The Rock Creek Recreation Facility was originally constructed by the Civilian Conservation Corps all the way back in the 1930’s. Expanded in later years, the park includes a picnic area, playground, campground, hiking and biking trails, an amphitheater, and a natural stream-fed pool.
Towards the front of the park lies the picnic area, along with the playground. It features plenty of tables and grills, enough for an entire family get-together or just a quick lunch before setting off on a hike. Over thirty camping sites are available, many with full electric hookups for RV’s and tents alike. These are located under a tall tree canopy alongside gently-flowing Rock Creek. Great prices on sites ($15 max per night) make it easy for visitors to stay a full week or more.
The pool area seems to be a favorite with most visitors. More aptly described as a pond, the large body of water is continually filled with fresh water from a small stream which cascades over a small waterfall. The average depth is about six feet, but on our trip, the water levels had been lowered down to three. A grassy slope on one side and a sandy beach on the other offer tempting areas to sunbathe or picnic in between dips.
Rock Creek flows down from the heights of Unaka Mountain, one of the area’s highest peaks at 4,957 feet. Much of the mountainside above this area is protected within the Unaka Mountain Wilderness Area, and several trails depart from the campground to climb the slopes and stream valleys. The real jewel of the recreation area is a footpath called Rock Creek Falls Trail. It parallels the stream as it climbs 1.75 miles into the wilderness area before terminating at its namesake falls. Crashing over fifty feet down two separate ledges, the waterfall is a sight best appreciated in person instead of through photographs, as they don’t do it justice.
If you’re in the mood for a more relaxing walk, there are two nature trails which wander through the surrounding woods. The Hemlock Forest Trail is 0.37 mile, while the Trail of the Hardwoods is even shorter at 0.20 mile. Rock Creek Bicycle trail follows the stream for 0.8 of a mile along a smooth bed of gravel. Whether you bike or walk it, you’ll want to take your time and enjoy the many scenic cascades along the creek and higher up in the forest. A longer hike is available if you turn right at the trail’s end onto Rattlesnake Ridge Trail. This also ascends into the Unaka Mountain Wilderness and ends in the spruce forests along the Unaka Mountain Wildlife Viewing Loop, a scenic drive we covered in a past issue.
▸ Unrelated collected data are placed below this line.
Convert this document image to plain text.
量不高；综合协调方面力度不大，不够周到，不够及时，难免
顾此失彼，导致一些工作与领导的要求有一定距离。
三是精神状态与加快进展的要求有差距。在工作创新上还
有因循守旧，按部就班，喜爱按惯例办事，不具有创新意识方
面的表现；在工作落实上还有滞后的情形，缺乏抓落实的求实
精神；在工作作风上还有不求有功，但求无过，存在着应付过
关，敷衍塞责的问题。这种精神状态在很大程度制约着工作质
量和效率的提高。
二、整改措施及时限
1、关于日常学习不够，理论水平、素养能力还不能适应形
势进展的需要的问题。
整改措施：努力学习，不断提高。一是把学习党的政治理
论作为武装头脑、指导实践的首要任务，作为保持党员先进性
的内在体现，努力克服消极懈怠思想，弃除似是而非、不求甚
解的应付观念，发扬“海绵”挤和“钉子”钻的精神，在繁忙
The Unaka Mountains, as well as the rest of the Appalachians, are a national treasure. We are so extremely fortunate to call this place our home. As you drive to work each day or run out to do errands, keep your eyes open for the little things that would otherwise pass unnoticed. Take a detour down that road you’ve never driven, or stop by that stream that flows behind your job. Climb the fire tower, watch the sunrise, and check out that restaurant that has always sat on the corner. Sometimes the most beautiful things can be hiding in plain sight.